Video sampling for vision
For screen share analysis, we configure how often to send frames to Gemini:
session = AgentSession(
llm=llm,
video_sampler=VoiceActivityVideoSampler(
speaking_fps=0.2, # 1 frame every 5 seconds while speaking
silent_fps=0.1, # 1 frame every 10 seconds while silent
),
tools=[fill_form_field, click_element],
)The VoiceActivityVideoSampler is efficient, it samples more frequently during active conversation and less during silence. This keeps Gemini aware of screen changes without overwhelming it with frames.
Starting everything
Finally, we start the avatar and agent:
await avatar.start(session, room=ctx.room)
await session.start(
agent=Agent(instructions=instructions),
room=ctx.room,
room_input_options=room_io.RoomInputOptions(video_enabled=True),
)The video_enabled=True option tells the agent to accept video input (the screen share). The avatar starts first so it's ready to display when the agent begins speaking.
Running the agent
The main block starts the agent worker:
if __name__ == "__main__":
cli.run_app(WorkerOptions(entrypoint_fnc=entrypoint))Running the demo
Start the agent in development mode:
python agent.py devThe agent connects to LiveKit Cloud and waits for rooms to be created.
For the frontend, go back to the repository root and start the Next.js app:
cd ..
pnpm install
pnpm devOpen http://localhost:3000. You'll see a demo onboarding form. Click to connect, then share your screen. The avatar will greet you and guide you through filling out the form.
Try saying things like:
- "My name is John Smith"
- "My email is john@example.com"
- "I'm starting in the Engineering department as a Senior Developer"

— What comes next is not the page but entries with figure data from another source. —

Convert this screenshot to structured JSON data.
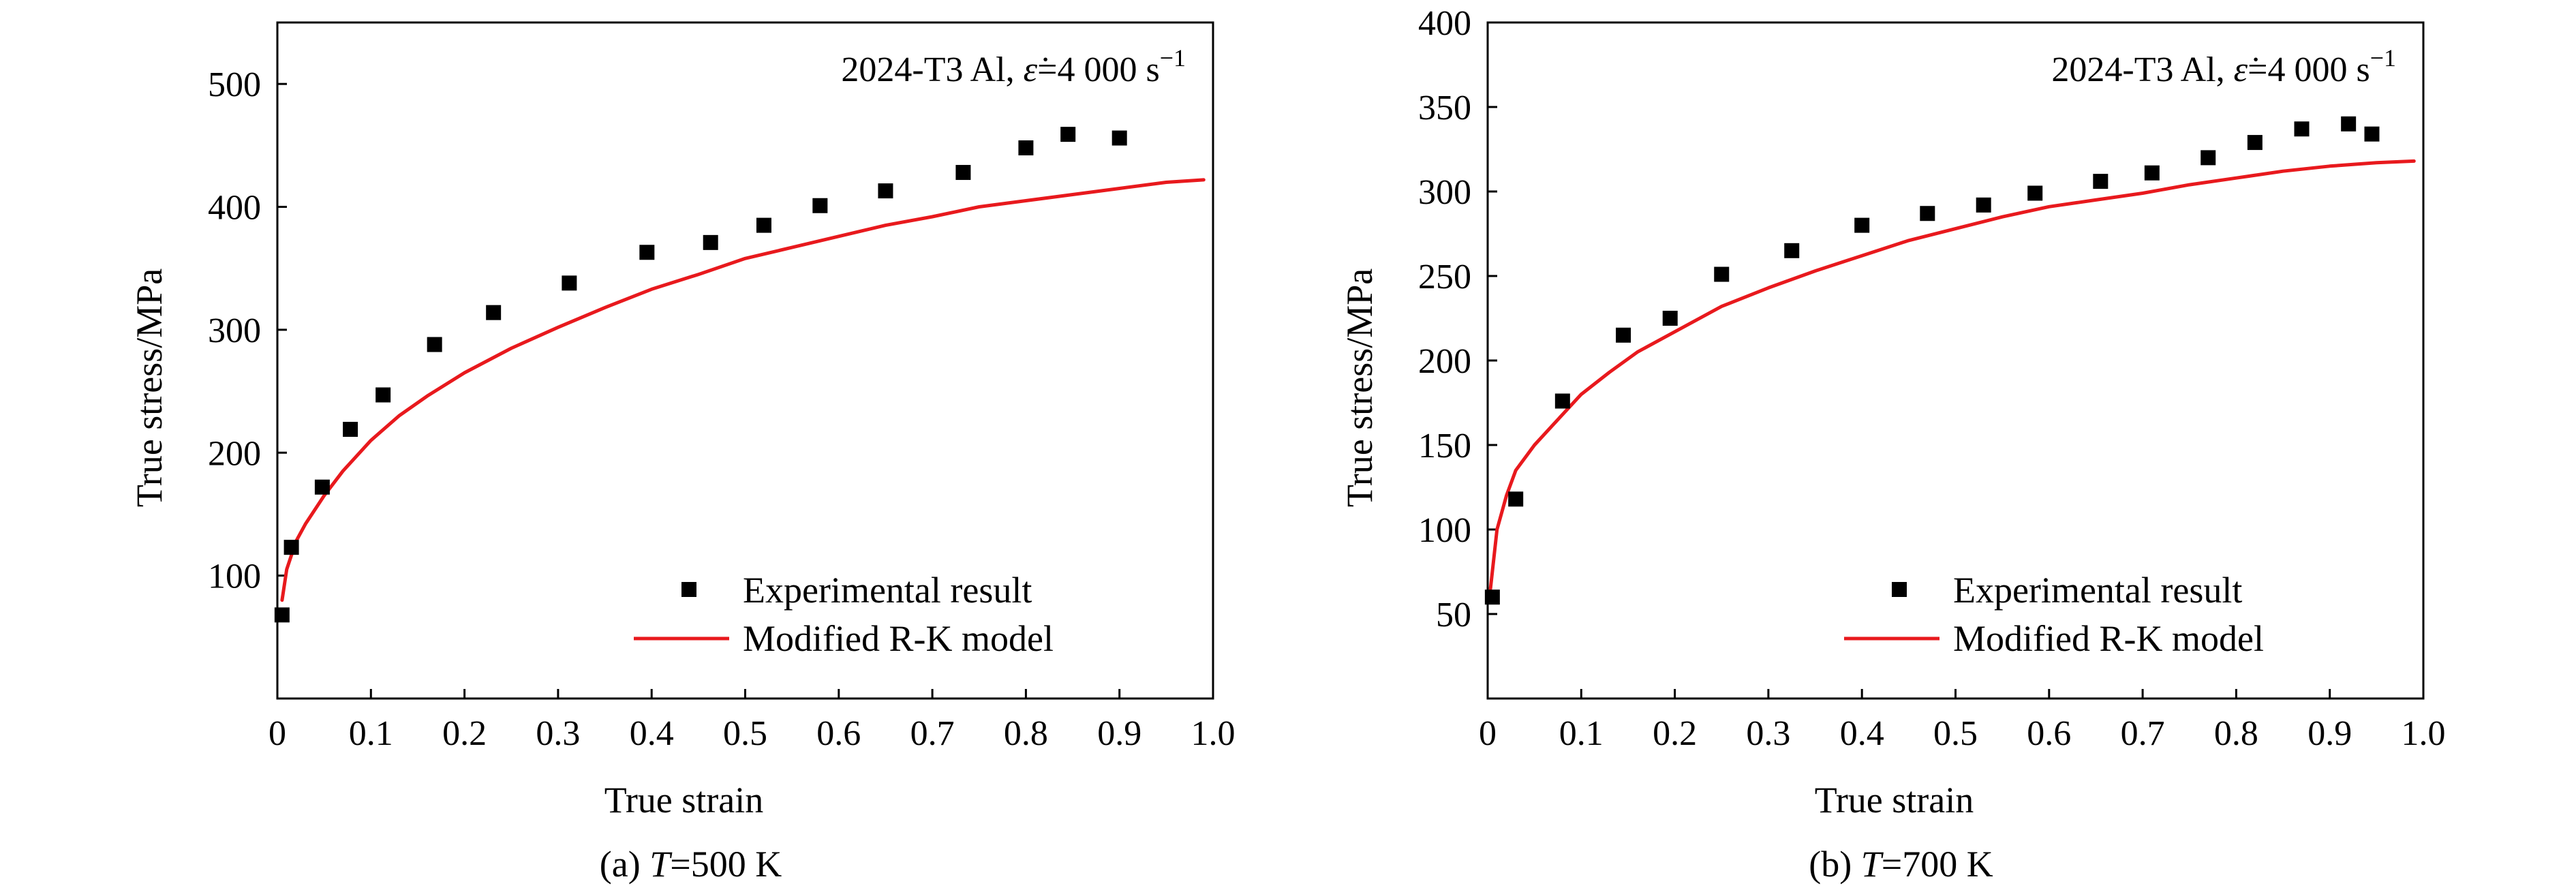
{
  "colors": {
    "experimental": "#000000",
    "model": "#e8191d",
    "axis": "#000000"
  },
  "chart_data": [
    {
      "type": "scatter",
      "caption": {
        "prefix": "(a) ",
        "symbol": "T",
        "suffix": "=500 K"
      },
      "annotation": {
        "prefix": "2024-T3 Al, ",
        "symbol": "ε̇",
        "value": "=4 000 s",
        "exponent": "−1"
      },
      "xlabel": "True strain",
      "ylabel": "True stress/MPa",
      "xlim": [
        0,
        1.0
      ],
      "ylim": [
        0,
        550
      ],
      "x_ticks": [
        0,
        0.1,
        0.2,
        0.3,
        0.4,
        0.5,
        0.6,
        0.7,
        0.8,
        0.9,
        1.0
      ],
      "x_tick_labels": [
        "0",
        "0.1",
        "0.2",
        "0.3",
        "0.4",
        "0.5",
        "0.6",
        "0.7",
        "0.8",
        "0.9",
        "1.0"
      ],
      "y_ticks": [
        100,
        200,
        300,
        400,
        500
      ],
      "y_tick_labels": [
        "100",
        "200",
        "300",
        "400",
        "500"
      ],
      "grid": false,
      "legend_position": "bottom-right",
      "series": [
        {
          "name": "Experimental result",
          "kind": "scatter",
          "x": [
            0.005,
            0.015,
            0.048,
            0.078,
            0.113,
            0.168,
            0.231,
            0.312,
            0.395,
            0.463,
            0.52,
            0.58,
            0.65,
            0.733,
            0.8,
            0.845,
            0.9
          ],
          "y": [
            68,
            123,
            172,
            219,
            247,
            288,
            314,
            338,
            363,
            371,
            385,
            401,
            413,
            428,
            448,
            459,
            456
          ]
        },
        {
          "name": "Modified R-K model",
          "kind": "line",
          "x": [
            0.005,
            0.01,
            0.02,
            0.03,
            0.05,
            0.07,
            0.1,
            0.13,
            0.16,
            0.2,
            0.25,
            0.3,
            0.35,
            0.4,
            0.45,
            0.5,
            0.55,
            0.6,
            0.65,
            0.7,
            0.75,
            0.8,
            0.85,
            0.9,
            0.95,
            0.99
          ],
          "y": [
            80,
            105,
            128,
            142,
            165,
            185,
            210,
            230,
            246,
            265,
            285,
            302,
            318,
            333,
            345,
            358,
            367,
            376,
            385,
            392,
            400,
            405,
            410,
            415,
            420,
            422
          ]
        }
      ]
    },
    {
      "type": "scatter",
      "caption": {
        "prefix": "(b) ",
        "symbol": "T",
        "suffix": "=700 K"
      },
      "annotation": {
        "prefix": "2024-T3 Al, ",
        "symbol": "ε̇",
        "value": "=4 000 s",
        "exponent": "−1"
      },
      "xlabel": "True strain",
      "ylabel": "True stress/MPa",
      "xlim": [
        0,
        1.0
      ],
      "ylim": [
        0,
        400
      ],
      "x_ticks": [
        0,
        0.1,
        0.2,
        0.3,
        0.4,
        0.5,
        0.6,
        0.7,
        0.8,
        0.9,
        1.0
      ],
      "x_tick_labels": [
        "0",
        "0.1",
        "0.2",
        "0.3",
        "0.4",
        "0.5",
        "0.6",
        "0.7",
        "0.8",
        "0.9",
        "1.0"
      ],
      "y_ticks": [
        50,
        100,
        150,
        200,
        250,
        300,
        350,
        400
      ],
      "y_tick_labels": [
        "50",
        "100",
        "150",
        "200",
        "250",
        "300",
        "350",
        "400"
      ],
      "grid": false,
      "legend_position": "bottom-right",
      "series": [
        {
          "name": "Experimental result",
          "kind": "scatter",
          "x": [
            0.005,
            0.03,
            0.08,
            0.145,
            0.195,
            0.25,
            0.325,
            0.4,
            0.47,
            0.53,
            0.585,
            0.655,
            0.71,
            0.77,
            0.82,
            0.87,
            0.92,
            0.945
          ],
          "y": [
            60,
            118,
            176,
            215,
            225,
            251,
            265,
            280,
            287,
            292,
            299,
            306,
            311,
            320,
            329,
            337,
            340,
            334
          ]
        },
        {
          "name": "Modified R-K model",
          "kind": "line",
          "x": [
            0.003,
            0.01,
            0.02,
            0.03,
            0.05,
            0.07,
            0.1,
            0.13,
            0.16,
            0.2,
            0.25,
            0.3,
            0.35,
            0.4,
            0.45,
            0.5,
            0.55,
            0.6,
            0.65,
            0.7,
            0.75,
            0.8,
            0.85,
            0.9,
            0.95,
            0.99
          ],
          "y": [
            65,
            100,
            120,
            135,
            150,
            162,
            180,
            193,
            205,
            217,
            232,
            243,
            253,
            262,
            271,
            278,
            285,
            291,
            295,
            299,
            304,
            308,
            312,
            315,
            317,
            318
          ]
        }
      ]
    }
  ]
}
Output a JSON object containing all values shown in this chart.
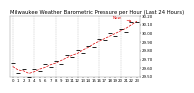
{
  "title": "Milwaukee Weather Barometric Pressure per Hour (Last 24 Hours)",
  "hours": [
    0,
    1,
    2,
    3,
    4,
    5,
    6,
    7,
    8,
    9,
    10,
    11,
    12,
    13,
    14,
    15,
    16,
    17,
    18,
    19,
    20,
    21,
    22,
    23
  ],
  "pressure": [
    29.62,
    29.58,
    29.57,
    29.54,
    29.56,
    29.59,
    29.61,
    29.64,
    29.66,
    29.69,
    29.72,
    29.75,
    29.77,
    29.81,
    29.84,
    29.88,
    29.91,
    29.94,
    29.97,
    30.0,
    30.03,
    30.06,
    30.1,
    30.14
  ],
  "noise": [
    0.04,
    -0.03,
    0.02,
    -0.04,
    0.03,
    -0.02,
    0.04,
    -0.03,
    0.02,
    -0.04,
    0.03,
    -0.02,
    0.04,
    -0.03,
    0.02,
    -0.04,
    0.03,
    -0.02,
    0.04,
    -0.03,
    0.02,
    -0.04,
    0.03,
    -0.01
  ],
  "line_color": "#dd0000",
  "dot_color": "#000000",
  "grid_color": "#bbbbbb",
  "bg_color": "#ffffff",
  "ylim": [
    29.5,
    30.2
  ],
  "ytick_step": 0.1,
  "title_fontsize": 3.8,
  "tick_fontsize": 2.8,
  "legend_fontsize": 3.0
}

The assistant will fill in the fields as you provide information.
Adapting for your use case
The onboarding form is just one example. The same pattern works for:
- Technical support - Watch the user's screen and guide them through troubleshooting
- Education - See what the student is working on and provide contextual help
- Data entry - Fill out complex forms based on verbal input
- Accessibility - Help users who have difficulty using a keyboard
To adapt the demo:
- Update the instructions to describe your use case and available fields
- Modify the function tools to match your frontend's expectations
- Update the frontend to handle the control commands appropriately
Deploying to production
For production, run without the dev flag:
python agent.pyThe repository includes a Dockerfile for containerized deployments:
docker build -t onboarding-agent .
docker run --env-file .env onboarding-agentSee the LiveKit deployment docs for Kubernetes and cloud platform guides.